Jade Cove is a small section of the Big Sur coastline popular among rock collectors and enthusiasts. A short but steep trail leads down into the cove where cliffs of green rock tower over visitors. Other short trails run along the bluffs where views of the coast and patches of wildflowers can be found.
Some people come to jade cove to view the unique green cliff sides and stroll along the bluffs, while others come specifically to hunt for jade. Two different metamorphic rocks are collectively referred to as jade, despite being composed of separate minerals. Nephrite and jadeite are the two rock types referred to as jade, and it wasn't until 1863 that they were actually differentiated from one another because they are so similar in appearance. Several rare types of jade can be found in Big Sur, including botryoidal jade, an interesting bubbly appearing rock.

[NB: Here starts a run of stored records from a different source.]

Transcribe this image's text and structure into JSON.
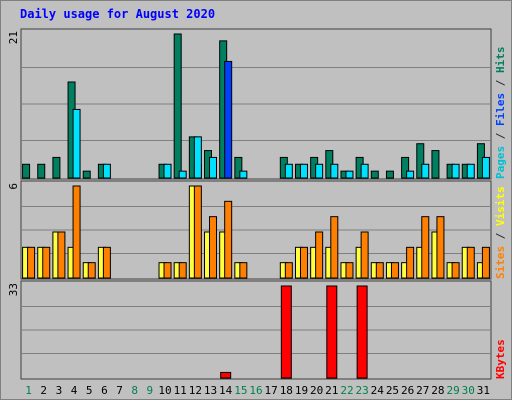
{
  "chart_data": {
    "type": "bar",
    "title": "Daily usage for August 2020",
    "categories": [
      "1",
      "2",
      "3",
      "4",
      "5",
      "6",
      "7",
      "8",
      "9",
      "10",
      "11",
      "12",
      "13",
      "14",
      "15",
      "16",
      "17",
      "18",
      "19",
      "20",
      "21",
      "22",
      "23",
      "24",
      "25",
      "26",
      "27",
      "28",
      "29",
      "30",
      "31"
    ],
    "weekend_days": [
      1,
      8,
      9,
      15,
      16,
      22,
      23,
      29,
      30
    ],
    "panels": [
      {
        "name": "hits-files-pages",
        "ymax": 21,
        "ymax_label": "21",
        "right_labels": [
          {
            "text": "Pages",
            "color": "#00c0d0"
          },
          {
            "text": " / ",
            "color": "#303030"
          },
          {
            "text": "Files",
            "color": "#0040ff"
          },
          {
            "text": " / ",
            "color": "#303030"
          },
          {
            "text": "Hits",
            "color": "#008060"
          }
        ],
        "series": [
          {
            "name": "Hits",
            "color": "#008060",
            "values": [
              2,
              2,
              3,
              14,
              1,
              2,
              0,
              0,
              0,
              2,
              21,
              6,
              4,
              20,
              3,
              0,
              0,
              3,
              2,
              3,
              4,
              1,
              3,
              1,
              1,
              3,
              5,
              4,
              2,
              2,
              5
            ]
          },
          {
            "name": "Files",
            "color": "#0040ff",
            "values": [
              0,
              0,
              0,
              0,
              0,
              0,
              0,
              0,
              0,
              0,
              0,
              2,
              0,
              17,
              0,
              0,
              0,
              0,
              0,
              0,
              0,
              0,
              0,
              0,
              0,
              0,
              0,
              0,
              0,
              0,
              0
            ]
          },
          {
            "name": "Pages",
            "color": "#00e0ff",
            "values": [
              0,
              0,
              0,
              10,
              0,
              2,
              0,
              0,
              0,
              2,
              1,
              6,
              3,
              0,
              1,
              0,
              0,
              2,
              2,
              2,
              2,
              1,
              2,
              0,
              0,
              1,
              2,
              0,
              2,
              2,
              3
            ]
          }
        ]
      },
      {
        "name": "visits-sites",
        "ymax": 6,
        "ymax_label": "6",
        "right_labels": [
          {
            "text": "Sites",
            "color": "#ff8000"
          },
          {
            "text": " / ",
            "color": "#303030"
          },
          {
            "text": "Visits",
            "color": "#ffff00"
          }
        ],
        "series": [
          {
            "name": "Visits",
            "color": "#ffff40",
            "values": [
              2,
              2,
              3,
              2,
              1,
              2,
              0,
              0,
              0,
              1,
              1,
              6,
              3,
              3,
              1,
              0,
              0,
              1,
              2,
              2,
              2,
              1,
              2,
              1,
              1,
              1,
              2,
              3,
              1,
              2,
              1
            ]
          },
          {
            "name": "Sites",
            "color": "#ff8000",
            "values": [
              2,
              2,
              3,
              6,
              1,
              2,
              0,
              0,
              0,
              1,
              1,
              6,
              4,
              5,
              1,
              0,
              0,
              1,
              2,
              3,
              4,
              1,
              3,
              1,
              1,
              2,
              4,
              4,
              1,
              2,
              2
            ]
          }
        ]
      },
      {
        "name": "kbytes",
        "ymax": 33,
        "ymax_label": "33",
        "right_labels": [
          {
            "text": "KBytes",
            "color": "#ff0000"
          }
        ],
        "series": [
          {
            "name": "KBytes",
            "color": "#ff0000",
            "values": [
              0,
              0,
              0,
              0,
              0,
              0,
              0,
              0,
              0,
              0,
              0,
              0,
              0,
              2,
              0,
              0,
              0,
              33,
              0,
              0,
              33,
              0,
              33,
              0,
              0,
              0,
              0,
              0,
              0,
              0,
              0
            ]
          }
        ]
      }
    ]
  },
  "colors": {
    "title": "#0000ff",
    "panel_bg": "#c0c0c0",
    "grid": "#808080",
    "weekday_label": "#000000",
    "weekend_label": "#00804c"
  }
}
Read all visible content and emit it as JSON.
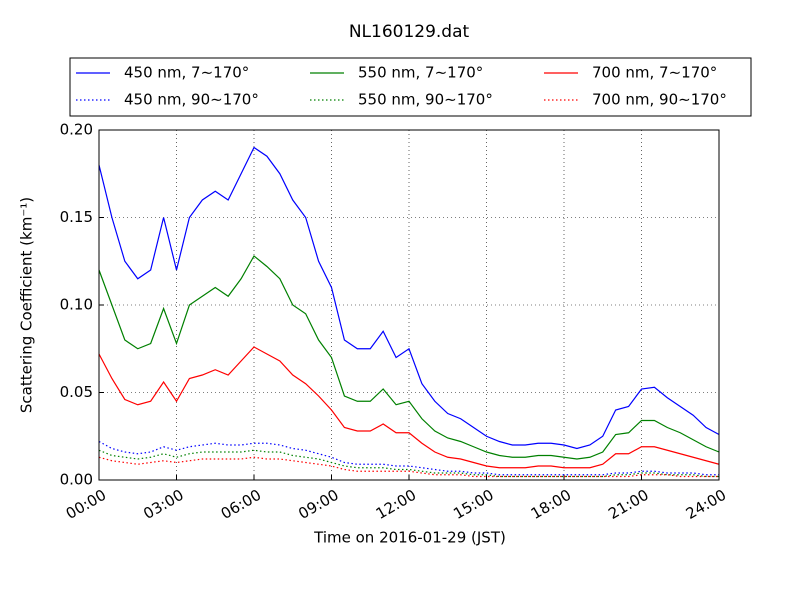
{
  "chart_data": {
    "type": "line",
    "title": "NL160129.dat",
    "xlabel": "Time on 2016-01-29 (JST)",
    "ylabel": "Scattering Coefficient (km⁻¹)",
    "x": [
      0,
      0.5,
      1,
      1.5,
      2,
      2.5,
      3,
      3.5,
      4,
      4.5,
      5,
      5.5,
      6,
      6.5,
      7,
      7.5,
      8,
      8.5,
      9,
      9.5,
      10,
      10.5,
      11,
      11.5,
      12,
      12.5,
      13,
      13.5,
      14,
      14.5,
      15,
      15.5,
      16,
      16.5,
      17,
      17.5,
      18,
      18.5,
      19,
      19.5,
      20,
      20.5,
      21,
      21.5,
      22,
      22.5,
      23,
      23.5,
      24
    ],
    "xlim": [
      0,
      24
    ],
    "xticks": [
      {
        "value": 0,
        "label": "00:00"
      },
      {
        "value": 3,
        "label": "03:00"
      },
      {
        "value": 6,
        "label": "06:00"
      },
      {
        "value": 9,
        "label": "09:00"
      },
      {
        "value": 12,
        "label": "12:00"
      },
      {
        "value": 15,
        "label": "15:00"
      },
      {
        "value": 18,
        "label": "18:00"
      },
      {
        "value": 21,
        "label": "21:00"
      },
      {
        "value": 24,
        "label": "24:00"
      }
    ],
    "ylim": [
      0,
      0.2
    ],
    "yticks": [
      {
        "value": 0,
        "label": "0.00"
      },
      {
        "value": 0.05,
        "label": "0.05"
      },
      {
        "value": 0.1,
        "label": "0.10"
      },
      {
        "value": 0.15,
        "label": "0.15"
      },
      {
        "value": 0.2,
        "label": "0.20"
      }
    ],
    "grid": true,
    "legend": "top",
    "series": [
      {
        "name": "450 nm, 7∼170°",
        "color": "#0000ff",
        "linestyle": "solid",
        "values": [
          0.18,
          0.15,
          0.125,
          0.115,
          0.12,
          0.15,
          0.12,
          0.15,
          0.16,
          0.165,
          0.16,
          0.175,
          0.19,
          0.185,
          0.175,
          0.16,
          0.15,
          0.125,
          0.11,
          0.08,
          0.075,
          0.075,
          0.085,
          0.07,
          0.075,
          0.055,
          0.045,
          0.038,
          0.035,
          0.03,
          0.025,
          0.022,
          0.02,
          0.02,
          0.021,
          0.021,
          0.02,
          0.018,
          0.02,
          0.025,
          0.04,
          0.042,
          0.052,
          0.053,
          0.047,
          0.042,
          0.037,
          0.03,
          0.026
        ]
      },
      {
        "name": "450 nm, 90∼170°",
        "color": "#0000ff",
        "linestyle": "dotted",
        "values": [
          0.022,
          0.018,
          0.016,
          0.015,
          0.016,
          0.019,
          0.017,
          0.019,
          0.02,
          0.021,
          0.02,
          0.02,
          0.021,
          0.021,
          0.02,
          0.018,
          0.017,
          0.015,
          0.013,
          0.01,
          0.009,
          0.009,
          0.009,
          0.008,
          0.008,
          0.007,
          0.006,
          0.005,
          0.005,
          0.004,
          0.004,
          0.003,
          0.003,
          0.003,
          0.003,
          0.003,
          0.003,
          0.003,
          0.003,
          0.003,
          0.004,
          0.004,
          0.005,
          0.005,
          0.004,
          0.004,
          0.004,
          0.003,
          0.003
        ]
      },
      {
        "name": "550 nm, 7∼170°",
        "color": "#008000",
        "linestyle": "solid",
        "values": [
          0.12,
          0.1,
          0.08,
          0.075,
          0.078,
          0.098,
          0.078,
          0.1,
          0.105,
          0.11,
          0.105,
          0.115,
          0.128,
          0.122,
          0.115,
          0.1,
          0.095,
          0.08,
          0.07,
          0.048,
          0.045,
          0.045,
          0.052,
          0.043,
          0.045,
          0.035,
          0.028,
          0.024,
          0.022,
          0.019,
          0.016,
          0.014,
          0.013,
          0.013,
          0.014,
          0.014,
          0.013,
          0.012,
          0.013,
          0.016,
          0.026,
          0.027,
          0.034,
          0.034,
          0.03,
          0.027,
          0.023,
          0.019,
          0.016
        ]
      },
      {
        "name": "550 nm, 90∼170°",
        "color": "#008000",
        "linestyle": "dotted",
        "values": [
          0.017,
          0.014,
          0.013,
          0.012,
          0.013,
          0.015,
          0.013,
          0.015,
          0.016,
          0.016,
          0.016,
          0.016,
          0.017,
          0.016,
          0.016,
          0.014,
          0.013,
          0.012,
          0.01,
          0.008,
          0.007,
          0.007,
          0.007,
          0.006,
          0.006,
          0.005,
          0.004,
          0.004,
          0.004,
          0.003,
          0.003,
          0.002,
          0.002,
          0.002,
          0.002,
          0.002,
          0.002,
          0.002,
          0.002,
          0.002,
          0.003,
          0.003,
          0.004,
          0.004,
          0.003,
          0.003,
          0.003,
          0.002,
          0.002
        ]
      },
      {
        "name": "700 nm, 7∼170°",
        "color": "#ff0000",
        "linestyle": "solid",
        "values": [
          0.072,
          0.058,
          0.046,
          0.043,
          0.045,
          0.056,
          0.045,
          0.058,
          0.06,
          0.063,
          0.06,
          0.068,
          0.076,
          0.072,
          0.068,
          0.06,
          0.055,
          0.048,
          0.04,
          0.03,
          0.028,
          0.028,
          0.032,
          0.027,
          0.027,
          0.021,
          0.016,
          0.013,
          0.012,
          0.01,
          0.008,
          0.007,
          0.007,
          0.007,
          0.008,
          0.008,
          0.007,
          0.007,
          0.007,
          0.009,
          0.015,
          0.015,
          0.019,
          0.019,
          0.017,
          0.015,
          0.013,
          0.011,
          0.009
        ]
      },
      {
        "name": "700 nm, 90∼170°",
        "color": "#ff0000",
        "linestyle": "dotted",
        "values": [
          0.013,
          0.011,
          0.01,
          0.009,
          0.01,
          0.011,
          0.01,
          0.011,
          0.012,
          0.012,
          0.012,
          0.012,
          0.013,
          0.012,
          0.012,
          0.011,
          0.01,
          0.009,
          0.008,
          0.006,
          0.005,
          0.005,
          0.005,
          0.005,
          0.005,
          0.004,
          0.003,
          0.003,
          0.003,
          0.002,
          0.002,
          0.002,
          0.002,
          0.002,
          0.002,
          0.002,
          0.002,
          0.002,
          0.002,
          0.002,
          0.002,
          0.002,
          0.003,
          0.003,
          0.003,
          0.002,
          0.002,
          0.002,
          0.002
        ]
      }
    ]
  }
}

Collectors travel from all over to search for jade in Big Sur. Most of the prized jade is hidden under the ocean and thus only accessible by diving, but occasionally waves can drag up pieces and deposit them on the shore. Therefore the best time to jade hunt here is during very low tides or after large swells; just be mindful of large incoming waves. Collecting jade can be fun and exciting, but local laws should be obeyed in order to preserve Jade Cove. Signage in the area prohibits any collecting of material above the mean tide line and excavating of any kind.